Depuis bientôt 40 ans, nous travaillons sur la question de la mixité dans la ville, dans les cœurs de ville, dans les métropoles. Dans le même temps, il y a ces quartiers perdus pour la République dans lesquels nous sommes absents, dramatiquement absents, dirais-je. Le sujet aujourd’hui est de monter un pôle au sein du mouvement Habitat et Humanisme sur l’introduction de la mixité dans des quartiers qui n’en ont pas. Il y a un enjeu sociétal absolument majeur que nous aborderons à partir de la question du soin. Pourquoi le soin ? On voit que dans ces quartiers, des personnes sont venues il y a 50 ans travailler en France, sont restées sans retourner dans leur pays. Elles vivent souvent des situations de très grande solitude, avec des logements qui ne sont pas adaptés à la dépendance. Nous avons proposé à un certain nombre d’entre elles de venir dans les EHPAD, mais elles ne le souhaitent pas. Dans leur culture ces établissements sont trop fermés. Un des enjeux d’Habitat et Humanisme pour les deux à trois ans à venir est de savoir comment nous allons travailler avec eux sur la partie du soin, avec un projet novateur qui ne soit pas la répétition d’un EHPAD. 

Le soin comme objectif

  • Pour monter un tel projet, j’imagine qu’il y a toute une chaîne de compétences à mettre en mouvement pour avoir un projet véritablement transversal ?

 

Cela conduit effectivement à un travail pluridisciplinaire qui est mené au sein du mouvement Habitat et Humanisme. Nous avons un pôle de réflexion sur notre avenir et les types d’habitat qu’il faudrait réaliser. Il est important de souligner que la France a beaucoup travaillé sur la question du soin, mais peu sur la question de la santé. Les populations les plus fragilisées accèdent naturellement aux soins, mais n’accèdent pas à la prévention. Cela conduit à un résultat assez terrible, puisqu’à l’âge de 65 ans seulement 50 % de nos concitoyens sont en très bonne santé. Plus les populations sont défavorisées sur le plan social, plus elles sont en difficulté sur le plan de la santé. Comment le logement participe-t-il à la question de la santé ?  II faut trouver des solutions à cette question cruciale. 

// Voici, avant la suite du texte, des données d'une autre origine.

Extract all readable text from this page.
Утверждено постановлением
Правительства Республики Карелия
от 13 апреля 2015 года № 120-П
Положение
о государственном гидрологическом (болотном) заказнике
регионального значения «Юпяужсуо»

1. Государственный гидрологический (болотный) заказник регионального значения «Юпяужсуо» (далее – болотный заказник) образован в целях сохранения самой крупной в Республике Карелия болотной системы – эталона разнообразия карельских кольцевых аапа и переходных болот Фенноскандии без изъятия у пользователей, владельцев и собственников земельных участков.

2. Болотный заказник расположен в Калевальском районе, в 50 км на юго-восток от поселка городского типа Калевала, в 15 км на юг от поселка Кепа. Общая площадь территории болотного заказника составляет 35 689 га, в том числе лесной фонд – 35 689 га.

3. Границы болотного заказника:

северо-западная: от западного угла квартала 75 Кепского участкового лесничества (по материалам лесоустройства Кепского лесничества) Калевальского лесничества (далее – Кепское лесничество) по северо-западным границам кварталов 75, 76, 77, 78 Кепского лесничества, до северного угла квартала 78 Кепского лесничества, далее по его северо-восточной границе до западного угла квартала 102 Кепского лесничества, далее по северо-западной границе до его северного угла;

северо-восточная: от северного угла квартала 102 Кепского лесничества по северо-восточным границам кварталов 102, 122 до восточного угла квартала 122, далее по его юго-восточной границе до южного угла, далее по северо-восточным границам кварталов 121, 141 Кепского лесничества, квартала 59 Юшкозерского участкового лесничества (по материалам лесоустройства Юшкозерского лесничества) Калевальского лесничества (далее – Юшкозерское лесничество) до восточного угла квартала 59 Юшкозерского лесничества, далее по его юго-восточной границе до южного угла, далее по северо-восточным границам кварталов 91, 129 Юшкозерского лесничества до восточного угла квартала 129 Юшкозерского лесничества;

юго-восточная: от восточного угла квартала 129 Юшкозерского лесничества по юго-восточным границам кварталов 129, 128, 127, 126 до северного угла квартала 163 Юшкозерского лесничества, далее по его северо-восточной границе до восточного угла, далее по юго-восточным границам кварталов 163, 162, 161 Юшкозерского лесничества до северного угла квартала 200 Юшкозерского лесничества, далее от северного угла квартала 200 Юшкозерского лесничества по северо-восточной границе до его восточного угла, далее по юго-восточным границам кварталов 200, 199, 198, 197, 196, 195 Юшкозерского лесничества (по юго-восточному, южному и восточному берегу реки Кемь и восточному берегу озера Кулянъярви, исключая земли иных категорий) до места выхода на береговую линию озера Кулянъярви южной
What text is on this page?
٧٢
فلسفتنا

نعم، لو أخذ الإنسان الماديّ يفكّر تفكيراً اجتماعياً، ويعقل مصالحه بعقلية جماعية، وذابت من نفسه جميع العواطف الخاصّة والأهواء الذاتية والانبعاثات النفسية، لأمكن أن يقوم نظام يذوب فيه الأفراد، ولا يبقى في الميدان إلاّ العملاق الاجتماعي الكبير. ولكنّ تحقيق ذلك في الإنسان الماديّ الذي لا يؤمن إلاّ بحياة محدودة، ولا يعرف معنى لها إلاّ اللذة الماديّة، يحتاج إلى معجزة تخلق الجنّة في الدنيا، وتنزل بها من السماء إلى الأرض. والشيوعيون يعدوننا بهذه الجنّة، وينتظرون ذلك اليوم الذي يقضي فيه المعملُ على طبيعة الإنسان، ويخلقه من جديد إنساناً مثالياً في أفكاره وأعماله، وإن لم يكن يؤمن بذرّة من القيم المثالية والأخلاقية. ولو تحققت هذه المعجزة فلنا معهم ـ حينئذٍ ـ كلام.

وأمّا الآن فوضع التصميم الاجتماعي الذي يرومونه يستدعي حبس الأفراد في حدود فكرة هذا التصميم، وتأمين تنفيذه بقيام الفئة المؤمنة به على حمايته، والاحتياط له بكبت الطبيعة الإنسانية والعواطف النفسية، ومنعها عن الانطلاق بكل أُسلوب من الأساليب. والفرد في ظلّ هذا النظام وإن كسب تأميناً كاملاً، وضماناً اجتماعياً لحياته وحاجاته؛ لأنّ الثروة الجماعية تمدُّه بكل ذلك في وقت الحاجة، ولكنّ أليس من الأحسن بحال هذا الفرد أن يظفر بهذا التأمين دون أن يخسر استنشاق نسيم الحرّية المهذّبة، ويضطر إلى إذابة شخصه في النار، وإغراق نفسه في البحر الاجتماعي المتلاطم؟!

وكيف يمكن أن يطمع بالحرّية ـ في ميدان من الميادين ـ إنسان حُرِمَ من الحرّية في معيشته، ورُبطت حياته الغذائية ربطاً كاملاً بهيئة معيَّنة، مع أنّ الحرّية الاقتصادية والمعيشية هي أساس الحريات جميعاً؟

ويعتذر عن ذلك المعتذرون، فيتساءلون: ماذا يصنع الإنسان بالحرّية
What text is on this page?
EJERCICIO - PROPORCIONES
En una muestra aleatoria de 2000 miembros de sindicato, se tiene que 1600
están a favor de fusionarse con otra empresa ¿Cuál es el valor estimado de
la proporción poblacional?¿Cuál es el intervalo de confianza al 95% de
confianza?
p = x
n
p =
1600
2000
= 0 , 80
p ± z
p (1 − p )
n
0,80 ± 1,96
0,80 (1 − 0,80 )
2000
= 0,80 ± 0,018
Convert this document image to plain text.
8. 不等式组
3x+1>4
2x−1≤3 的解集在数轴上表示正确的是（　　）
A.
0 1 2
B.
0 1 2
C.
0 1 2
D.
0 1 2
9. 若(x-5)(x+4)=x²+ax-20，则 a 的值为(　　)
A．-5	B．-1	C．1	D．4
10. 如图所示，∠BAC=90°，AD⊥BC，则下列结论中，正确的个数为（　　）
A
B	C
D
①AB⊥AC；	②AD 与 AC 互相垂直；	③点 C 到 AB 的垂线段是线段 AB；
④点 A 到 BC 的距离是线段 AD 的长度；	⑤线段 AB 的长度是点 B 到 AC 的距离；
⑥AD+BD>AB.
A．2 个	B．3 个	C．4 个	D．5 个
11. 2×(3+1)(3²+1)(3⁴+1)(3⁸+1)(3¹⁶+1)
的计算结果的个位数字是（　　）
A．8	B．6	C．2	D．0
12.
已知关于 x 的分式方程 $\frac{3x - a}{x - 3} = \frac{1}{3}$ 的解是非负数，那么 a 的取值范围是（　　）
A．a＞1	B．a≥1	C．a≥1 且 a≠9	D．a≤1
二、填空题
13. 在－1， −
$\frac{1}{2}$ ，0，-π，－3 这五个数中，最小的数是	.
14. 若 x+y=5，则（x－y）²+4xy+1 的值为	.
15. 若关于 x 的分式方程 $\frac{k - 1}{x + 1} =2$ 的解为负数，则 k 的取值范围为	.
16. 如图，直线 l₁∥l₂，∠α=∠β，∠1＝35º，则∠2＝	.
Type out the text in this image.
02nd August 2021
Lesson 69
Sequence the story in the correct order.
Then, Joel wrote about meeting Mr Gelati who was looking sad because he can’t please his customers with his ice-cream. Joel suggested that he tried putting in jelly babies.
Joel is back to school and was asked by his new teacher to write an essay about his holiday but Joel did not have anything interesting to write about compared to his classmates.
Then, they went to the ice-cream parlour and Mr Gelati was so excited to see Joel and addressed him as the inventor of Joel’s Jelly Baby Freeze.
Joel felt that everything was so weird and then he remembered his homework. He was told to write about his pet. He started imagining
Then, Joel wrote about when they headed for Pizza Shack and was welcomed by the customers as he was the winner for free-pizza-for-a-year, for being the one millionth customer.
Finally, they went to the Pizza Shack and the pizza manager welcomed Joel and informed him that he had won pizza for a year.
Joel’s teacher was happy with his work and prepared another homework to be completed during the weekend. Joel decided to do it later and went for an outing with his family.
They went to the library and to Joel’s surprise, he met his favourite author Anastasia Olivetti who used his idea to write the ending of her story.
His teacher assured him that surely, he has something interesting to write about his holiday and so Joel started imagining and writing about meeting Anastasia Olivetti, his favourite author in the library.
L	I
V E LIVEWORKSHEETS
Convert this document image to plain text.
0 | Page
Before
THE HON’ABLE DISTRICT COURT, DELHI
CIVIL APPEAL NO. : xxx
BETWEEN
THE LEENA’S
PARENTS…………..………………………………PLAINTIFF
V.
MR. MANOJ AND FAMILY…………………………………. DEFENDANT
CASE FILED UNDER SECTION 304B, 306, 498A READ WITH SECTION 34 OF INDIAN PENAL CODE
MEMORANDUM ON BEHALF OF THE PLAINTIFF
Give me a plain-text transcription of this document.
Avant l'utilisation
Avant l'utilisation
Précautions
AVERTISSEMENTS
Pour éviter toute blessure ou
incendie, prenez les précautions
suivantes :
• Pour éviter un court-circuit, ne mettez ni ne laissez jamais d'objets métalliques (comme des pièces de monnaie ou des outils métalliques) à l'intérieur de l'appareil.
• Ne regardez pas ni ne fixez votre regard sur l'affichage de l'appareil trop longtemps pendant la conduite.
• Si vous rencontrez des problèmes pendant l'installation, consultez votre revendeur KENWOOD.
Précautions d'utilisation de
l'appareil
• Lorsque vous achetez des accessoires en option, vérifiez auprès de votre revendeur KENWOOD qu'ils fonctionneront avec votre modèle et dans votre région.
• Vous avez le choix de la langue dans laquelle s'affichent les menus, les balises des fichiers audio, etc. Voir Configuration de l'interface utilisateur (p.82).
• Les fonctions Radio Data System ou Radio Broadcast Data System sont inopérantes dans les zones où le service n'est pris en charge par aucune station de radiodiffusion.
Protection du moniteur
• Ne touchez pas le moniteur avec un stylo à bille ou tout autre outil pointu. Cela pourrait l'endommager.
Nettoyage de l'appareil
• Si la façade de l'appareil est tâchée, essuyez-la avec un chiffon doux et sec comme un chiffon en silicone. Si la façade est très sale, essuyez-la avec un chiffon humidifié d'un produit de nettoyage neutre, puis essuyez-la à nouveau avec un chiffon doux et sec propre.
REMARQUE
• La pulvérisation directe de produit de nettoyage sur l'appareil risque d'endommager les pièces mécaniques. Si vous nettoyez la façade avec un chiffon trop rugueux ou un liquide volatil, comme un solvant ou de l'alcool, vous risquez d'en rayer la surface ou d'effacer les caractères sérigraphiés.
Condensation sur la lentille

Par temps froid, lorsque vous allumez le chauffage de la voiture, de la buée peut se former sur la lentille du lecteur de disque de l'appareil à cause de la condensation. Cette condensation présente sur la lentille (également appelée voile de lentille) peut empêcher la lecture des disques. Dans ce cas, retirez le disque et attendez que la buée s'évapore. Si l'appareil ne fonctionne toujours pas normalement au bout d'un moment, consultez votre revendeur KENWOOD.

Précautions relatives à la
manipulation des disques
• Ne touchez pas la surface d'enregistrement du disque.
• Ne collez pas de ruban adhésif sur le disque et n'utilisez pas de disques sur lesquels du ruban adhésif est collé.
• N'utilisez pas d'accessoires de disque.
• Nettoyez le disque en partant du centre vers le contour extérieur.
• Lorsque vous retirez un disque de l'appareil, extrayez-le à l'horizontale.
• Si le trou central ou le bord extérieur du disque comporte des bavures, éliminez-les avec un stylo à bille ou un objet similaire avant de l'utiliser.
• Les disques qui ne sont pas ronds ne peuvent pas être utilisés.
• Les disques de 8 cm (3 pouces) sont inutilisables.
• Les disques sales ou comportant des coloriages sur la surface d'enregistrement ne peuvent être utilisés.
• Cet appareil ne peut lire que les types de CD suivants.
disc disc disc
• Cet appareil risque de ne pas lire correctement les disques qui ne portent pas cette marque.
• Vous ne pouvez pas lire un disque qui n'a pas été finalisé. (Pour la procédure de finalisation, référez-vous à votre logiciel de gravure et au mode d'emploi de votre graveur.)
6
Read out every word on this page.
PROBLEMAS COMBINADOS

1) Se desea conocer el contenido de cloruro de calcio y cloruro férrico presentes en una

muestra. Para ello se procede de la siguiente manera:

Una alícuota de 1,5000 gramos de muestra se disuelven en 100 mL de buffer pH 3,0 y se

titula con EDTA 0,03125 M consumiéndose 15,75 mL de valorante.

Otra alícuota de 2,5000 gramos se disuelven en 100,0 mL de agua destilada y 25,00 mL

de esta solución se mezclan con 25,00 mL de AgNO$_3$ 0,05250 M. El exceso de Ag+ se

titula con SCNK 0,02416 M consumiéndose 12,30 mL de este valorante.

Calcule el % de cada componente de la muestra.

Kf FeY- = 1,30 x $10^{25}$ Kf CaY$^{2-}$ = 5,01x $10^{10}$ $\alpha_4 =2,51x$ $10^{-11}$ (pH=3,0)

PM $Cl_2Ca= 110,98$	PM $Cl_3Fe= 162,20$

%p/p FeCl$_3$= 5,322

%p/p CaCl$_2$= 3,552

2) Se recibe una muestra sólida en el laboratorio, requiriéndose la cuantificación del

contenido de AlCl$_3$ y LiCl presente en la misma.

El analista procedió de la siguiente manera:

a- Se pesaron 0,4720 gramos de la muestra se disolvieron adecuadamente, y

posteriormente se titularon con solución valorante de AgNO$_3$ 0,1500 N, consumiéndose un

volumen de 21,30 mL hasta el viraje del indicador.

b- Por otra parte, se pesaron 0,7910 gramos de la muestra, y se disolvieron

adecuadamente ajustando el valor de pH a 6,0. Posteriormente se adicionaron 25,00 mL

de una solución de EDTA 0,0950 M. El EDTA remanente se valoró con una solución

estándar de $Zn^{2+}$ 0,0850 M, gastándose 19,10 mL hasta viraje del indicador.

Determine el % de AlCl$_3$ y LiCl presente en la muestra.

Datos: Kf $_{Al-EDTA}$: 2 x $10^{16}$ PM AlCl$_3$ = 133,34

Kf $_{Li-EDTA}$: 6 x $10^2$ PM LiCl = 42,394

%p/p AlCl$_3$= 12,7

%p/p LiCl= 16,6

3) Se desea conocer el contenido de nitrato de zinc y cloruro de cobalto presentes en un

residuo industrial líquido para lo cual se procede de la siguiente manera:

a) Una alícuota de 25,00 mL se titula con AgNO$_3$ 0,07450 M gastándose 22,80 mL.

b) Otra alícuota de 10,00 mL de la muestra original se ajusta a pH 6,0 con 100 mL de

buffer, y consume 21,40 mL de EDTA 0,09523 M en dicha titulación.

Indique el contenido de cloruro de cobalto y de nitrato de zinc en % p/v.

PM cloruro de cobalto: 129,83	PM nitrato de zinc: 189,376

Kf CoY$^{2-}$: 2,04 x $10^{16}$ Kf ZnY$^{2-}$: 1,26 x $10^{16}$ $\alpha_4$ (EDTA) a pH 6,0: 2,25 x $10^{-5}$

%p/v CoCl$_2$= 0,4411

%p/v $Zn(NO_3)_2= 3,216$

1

Dépasser les lignes jaunes

  • C’est la santé au sens de l’environnement de la personne, la prévention, le logement, les conditions économiques. Vous cherchez à casser les silos pour parvenir à des transversalités qui permettent ce mouvement souvent contre-intuitif pour beaucoup d’administrations, parce que les systèmes ont été formatés de cette manière. C’est d’ailleurs un des rôles des associations et des fondations que de pouvoir créer ces transversalités qui créent de l’innovation. 

 

Lorsque nous avons réalisé une opération qui s’appelle l’Hospitalité de Béthanie, pour des personnes au sortir de l’hôpital qui n’avaient pas de logement, il a été très difficile de trouver des financements. Le préfet, dont la compétence n’était pas d’intervenir sur le plan médical, avait prévu un financement sur le volet très social. Il m’a dit : « Écoutez Devert, le champ des associations n’a d’intérêt que si vous dépassez la ligne jaune !» Il m’avait rappelé quelques jours après pour me dire : « Faites attention quand même de ne pas trop la dépasser… »

 

  • En réalité c’est votre force que de la franchir et créer des modèles !  

 

Effectivement, et c’est là que le monde associatif doit trouver aujourd’hui sa raison d’être et sa raison de vivre. Par rapport à la crise du logement, nous sommes incapables de répondre à l’ampleur de ces besoins. Par contre, précisément pour cette raison, nous devons faire le nécessaire pour trouver des perspectives nouvelles. 

Merci à vous, j’ai été heureux de faire cette interview et d’ouvrir des perspectives, parce que nous avons besoin de faire connaître et reconnaître ces démarches innovantes pour que des hommes et des femmes puissent nous rejoindre.